Closed bcoe closed 10 years ago
Could you explain what are you thinking about?
@piranna @rvagg @ceejbot, @marcellodesales, I'd like to add a foreground option to ndm, I'm picturing it would work like this:
If I understand the challenges we're facing, correct me if I'm wrong, I think this would make it easier to run npm Enterprise in a Docker container?
Upstart is a system service not present inside Docker containers. You could use init.d to daemonize a service, but that's more or less writing shell script boilerplate. What I'd like ideally is an npm run script target for each service in the npme package.json. Something like npm run registry-frontdoor
could fire off frontdoor with the correct options, in the foreground. Write a tiny bash wrapper to background it.

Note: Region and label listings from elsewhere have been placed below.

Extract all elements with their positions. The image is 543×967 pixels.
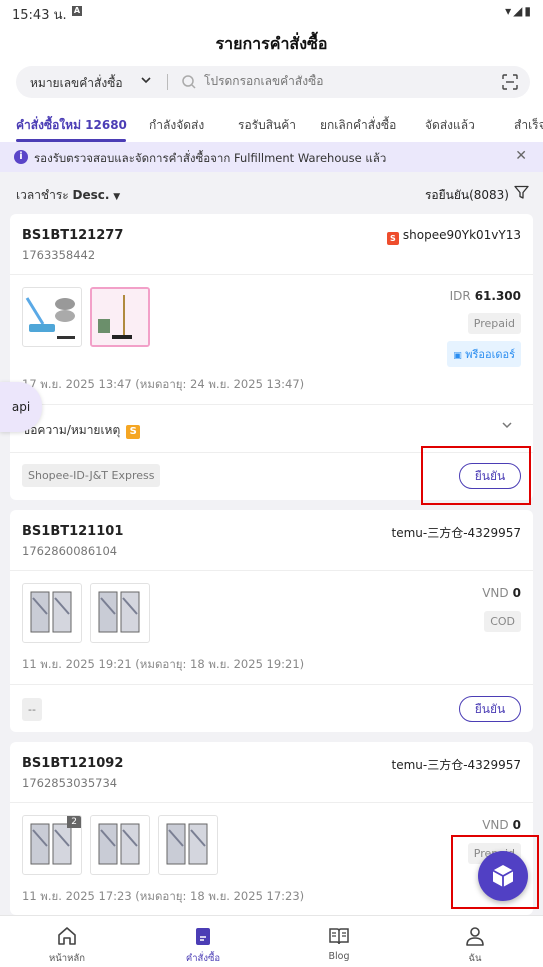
orders-icon: [192, 925, 214, 951]
bottom-navigation: หน้าหลัก คำสั่งซื้อ Blog ฉัน: [0, 915, 543, 967]
payment-tag: Prepaid: [467, 313, 521, 334]
item-count-badge: 2: [67, 816, 81, 828]
home-icon: [56, 925, 78, 951]
caret-down-icon: ▼: [113, 192, 121, 202]
scan-icon[interactable]: [502, 74, 518, 94]
divider: [10, 274, 533, 275]
order-dates: 17 พ.ย. 2025 13:47 (หมดอายุ: 24 พ.ย. 202…: [22, 377, 305, 391]
order-number: BS1BT121277: [22, 228, 124, 243]
filter-icon[interactable]: [514, 185, 529, 204]
currency: VND: [482, 818, 509, 832]
book-icon: [328, 925, 350, 951]
remark-row[interactable]: ข้อความ/หมายเหตุ S: [22, 421, 141, 440]
carrier-tag: Shopee-ID-J&T Express: [22, 464, 161, 487]
divider: [10, 570, 533, 571]
store-name: Sshopee90Yk01vY13: [386, 228, 521, 245]
chevron-down-icon[interactable]: [140, 74, 152, 89]
divider: [10, 684, 533, 685]
tab-new-orders[interactable]: คำสั่งซื้อใหม่ 12680: [16, 116, 127, 135]
order-id: 1762853035734: [22, 776, 118, 790]
status-bar: 15:43 น. A ▾◢▮: [0, 0, 543, 24]
divider: [10, 802, 533, 803]
nav-home[interactable]: หน้าหลัก: [22, 916, 112, 967]
amount-value: 0: [512, 818, 521, 832]
remark-label: ข้อความ/หมายเหตุ: [22, 423, 121, 437]
divider: [10, 404, 533, 405]
search-bar: หมายเลขคำสั่งซื้อ: [16, 66, 530, 98]
app-header: รายการคำสั่งซื้อ: [0, 24, 543, 62]
nav-orders-label: คำสั่งซื้อ: [185, 953, 221, 964]
nav-blog[interactable]: Blog: [294, 916, 384, 967]
nav-me[interactable]: ฉัน: [430, 916, 520, 967]
search-type-select[interactable]: หมายเลขคำสั่งซื้อ: [30, 74, 123, 93]
nav-home-label: หน้าหลัก: [49, 953, 85, 964]
banner-text: รองรับตรวจสอบและจัดการคำสั่งซื้อจาก Fulf…: [34, 151, 387, 165]
order-card[interactable]: BS1BT121101 1762860086104 temu-三方仓-43299…: [10, 510, 533, 732]
carrier-tag: --: [22, 698, 42, 721]
search-divider: [167, 74, 168, 90]
order-id: 1762860086104: [22, 544, 118, 558]
product-thumbnail[interactable]: [22, 583, 82, 643]
preorder-label: พรีออเดอร์: [465, 348, 515, 361]
order-number: BS1BT121101: [22, 524, 124, 539]
product-thumbnail[interactable]: 2: [22, 815, 82, 875]
payment-tag: COD: [484, 611, 521, 632]
sort-order: Desc.: [72, 188, 110, 202]
tab-shipped[interactable]: จัดส่งแล้ว: [425, 116, 475, 135]
nav-blog-label: Blog: [328, 951, 350, 962]
sort-filter-row: เวลาชำระ Desc. ▼ รอยืนยัน(8083): [0, 172, 543, 214]
order-dates: 11 พ.ย. 2025 19:21 (หมดอายุ: 18 พ.ย. 202…: [22, 657, 305, 671]
seller-note-badge: S: [126, 425, 141, 439]
product-thumbnail[interactable]: [158, 815, 218, 875]
status-time: 15:43 น.: [12, 8, 67, 23]
close-icon[interactable]: ✕: [515, 148, 527, 164]
amount-value: 0: [512, 586, 521, 600]
order-number: BS1BT121092: [22, 756, 124, 771]
tab-cancelled[interactable]: ยกเลิกคำสั่งซื้อ: [320, 116, 396, 135]
product-thumbnail[interactable]: [90, 815, 150, 875]
search-input[interactable]: [204, 74, 484, 88]
nav-orders[interactable]: คำสั่งซื้อ: [158, 916, 248, 967]
preorder-tag: ▣ พรีออเดอร์: [447, 341, 521, 367]
order-id: 1763358442: [22, 248, 96, 262]
cube-floating-button[interactable]: [478, 851, 528, 901]
calendar-icon: ▣: [453, 351, 462, 361]
notification-a-icon: A: [72, 6, 82, 16]
store-name: temu-三方仓-4329957: [391, 758, 522, 772]
order-amount: IDR 61.300: [450, 289, 521, 303]
chevron-down-icon[interactable]: [501, 419, 513, 435]
page-title: รายการคำสั่งซื้อ: [215, 34, 328, 53]
user-icon: [464, 925, 486, 951]
amount-value: 61.300: [474, 289, 521, 303]
confirm-button[interactable]: ยืนยัน: [459, 696, 521, 722]
sort-label: เวลาชำระ: [16, 188, 69, 202]
highlight-box: [421, 446, 531, 505]
store-name: temu-三方仓-4329957: [391, 526, 522, 540]
product-thumbnail[interactable]: [90, 287, 150, 347]
tab-completed[interactable]: สำเร็จ: [514, 116, 543, 135]
order-dates: 11 พ.ย. 2025 17:23 (หมดอายุ: 18 พ.ย. 202…: [22, 889, 305, 903]
order-amount: VND 0: [482, 818, 521, 832]
product-thumbnail[interactable]: [22, 287, 82, 347]
store-name-text: shopee90Yk01vY13: [402, 228, 521, 242]
currency: VND: [482, 586, 509, 600]
order-status-tabs: คำสั่งซื้อใหม่ 12680 กำลังจัดส่ง รอรับสิ…: [0, 104, 543, 142]
pending-count[interactable]: รอยืนยัน(8083): [425, 186, 509, 205]
info-banner: i รองรับตรวจสอบและจัดการคำสั่งซื้อจาก Fu…: [0, 142, 543, 172]
product-thumbnail[interactable]: [90, 583, 150, 643]
order-amount: VND 0: [482, 586, 521, 600]
shopee-icon: S: [386, 232, 399, 245]
currency: IDR: [449, 289, 471, 303]
tab-awaiting-receipt[interactable]: รอรับสินค้า: [238, 116, 296, 135]
search-section: หมายเลขคำสั่งซื้อ: [0, 62, 543, 104]
search-icon: [181, 74, 197, 94]
info-icon: i: [14, 150, 28, 164]
cube-icon: [492, 865, 514, 887]
nav-me-label: ฉัน: [468, 953, 482, 964]
sort-dropdown[interactable]: เวลาชำระ Desc. ▼: [16, 186, 120, 205]
tab-shipping[interactable]: กำลังจัดส่ง: [149, 116, 204, 135]
system-status-icons: ▾◢▮: [505, 4, 533, 18]
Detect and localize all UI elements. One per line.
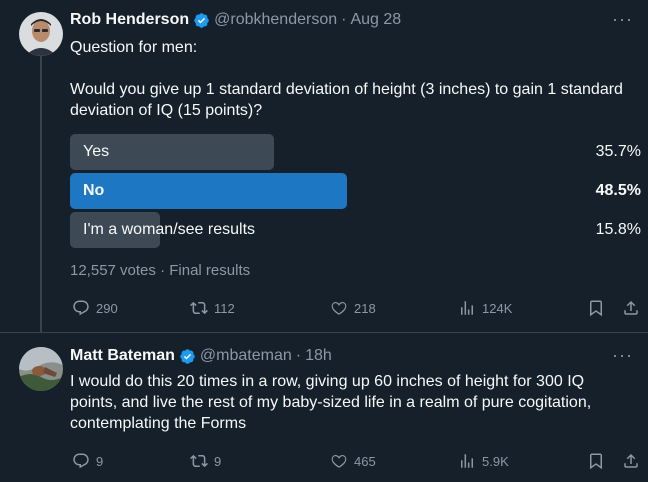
repost-icon xyxy=(190,454,208,468)
tweet-header: Matt Bateman @mbateman · 18h xyxy=(70,346,332,366)
tweet[interactable]: Rob Henderson @robkhenderson · Aug 28 ··… xyxy=(0,0,648,332)
more-icon[interactable]: ··· xyxy=(612,10,632,34)
verified-badge-icon xyxy=(179,348,196,365)
poll-option: I'm a woman/see results 15.8% xyxy=(70,212,644,248)
repost-count: 9 xyxy=(214,453,222,469)
poll-status: Final results xyxy=(169,262,251,279)
poll-bar xyxy=(70,173,347,209)
tweet[interactable]: Matt Bateman @mbateman · 18h ··· I would… xyxy=(0,332,648,482)
bookmark-icon xyxy=(590,453,602,470)
like-count: 218 xyxy=(354,300,376,316)
avatar[interactable] xyxy=(19,347,63,391)
tweet-text: Question for men: Would you give up 1 st… xyxy=(70,39,623,119)
poll-option-label: Yes xyxy=(83,143,110,160)
reply-icon xyxy=(73,300,89,316)
poll-option: No 48.5% xyxy=(70,173,644,209)
share-button[interactable] xyxy=(622,299,640,317)
like-icon xyxy=(331,454,347,468)
avatar[interactable] xyxy=(19,12,63,56)
views-icon xyxy=(461,454,473,468)
separator: · xyxy=(160,262,166,279)
reply-button[interactable]: 290 xyxy=(72,299,118,317)
like-button[interactable]: 218 xyxy=(330,299,376,317)
reply-button[interactable]: 9 xyxy=(72,452,103,470)
tweet-text: I would do this 20 times in a row, givin… xyxy=(70,373,592,432)
bookmark-icon xyxy=(590,300,602,317)
poll-option-percent: 15.8% xyxy=(595,221,641,238)
timestamp[interactable]: 18h xyxy=(305,347,332,365)
like-count: 465 xyxy=(354,453,376,469)
views-button[interactable]: 5.9K xyxy=(458,452,509,470)
repost-button[interactable]: 9 xyxy=(190,452,221,470)
action-bar: 290 112 218 124K xyxy=(70,299,642,319)
more-icon[interactable]: ··· xyxy=(612,346,632,370)
views-button[interactable]: 124K xyxy=(458,299,512,317)
poll-votes: 12,557 votes xyxy=(70,262,156,279)
reply-icon xyxy=(73,453,89,469)
separator: · xyxy=(295,347,302,364)
display-name[interactable]: Rob Henderson xyxy=(70,11,189,29)
tweet-header: Rob Henderson @robkhenderson · Aug 28 xyxy=(70,10,401,30)
verified-badge-icon xyxy=(193,12,210,29)
poll-meta: 12,557 votes · Final results xyxy=(70,262,250,279)
like-icon xyxy=(331,301,347,315)
share-icon xyxy=(624,300,638,315)
poll-option-percent: 48.5% xyxy=(595,182,641,199)
handle[interactable]: @mbateman xyxy=(200,347,292,365)
poll-option: Yes 35.7% xyxy=(70,134,644,170)
poll-option-label: No xyxy=(83,182,105,199)
repost-button[interactable]: 112 xyxy=(190,299,235,317)
share-icon xyxy=(624,453,638,468)
views-icon xyxy=(461,301,473,315)
reply-count: 290 xyxy=(96,300,118,316)
separator: · xyxy=(341,11,347,28)
reply-count: 9 xyxy=(96,453,104,469)
poll-option-label: I'm a woman/see results xyxy=(83,221,256,238)
bookmark-button[interactable] xyxy=(587,299,605,317)
share-button[interactable] xyxy=(622,452,640,470)
display-name[interactable]: Matt Bateman xyxy=(70,347,175,365)
thread-line xyxy=(40,56,42,332)
handle[interactable]: @robkhenderson xyxy=(214,11,337,29)
action-bar: 9 9 465 5.9K xyxy=(70,452,642,472)
poll-option-percent: 35.7% xyxy=(595,143,641,160)
timestamp[interactable]: Aug 28 xyxy=(350,11,401,29)
repost-count: 112 xyxy=(214,300,235,316)
like-button[interactable]: 465 xyxy=(330,452,376,470)
views-count: 5.9K xyxy=(482,453,509,469)
bookmark-button[interactable] xyxy=(587,452,605,470)
views-count: 124K xyxy=(482,300,513,316)
repost-icon xyxy=(190,301,208,315)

Couchdb needs the same treatment. Either I'll have to run that in a completely separate container (might be sensible) or find another way to launch it.
Ok, I see. This reminds me somewhat as a Docker init process (that probably is a bad thing), and have some similitudes to the patch I did to forever to read config from a file. It's not a bad idea, though, but the biggest problem I see is about how several services will be exec with the foreground
flag. Only allow one of them and exec it the last one, for example to show a shell or a system monitor?
@bcoe, If the purpose is to run in single container for npm enterprise, I would be looking at https://docs.docker.com/articles/using_supervisord/. As usual, Docker containers are used to decouple system dependencies as much as possible, so that it makes it easier to change/update/replace/remove containers independently. Multiple logs can be collected using techniques like http://jpetazzo.github.io/2014/08/24/syslog-docker/.
So, I would suggest using @ceejbot's former approach to use Couchdb separate... In addition, all the other services in different containers and all of them linked together. Docker will be logging persisting the output of the stdout automatically and you can view them using "docker logs"...
I think the most common use-case for npme in Docker would be just to try it out in a way that makes clean-up easy, if you complicate the Docker set-up by requiring multiple containers then you may take away this benefit ... perhaps ... Of course you could always distribute pre-made images via Docker Hub and have a simple script that bootstraps the required containers, that would be neat.
@rvagg @ceejbot I ended up adding Init.d support to ndm, which works better with Docker. There's now an npm Enterprise Docker container:
It would be great for docker if scripts could be executed in the foreground.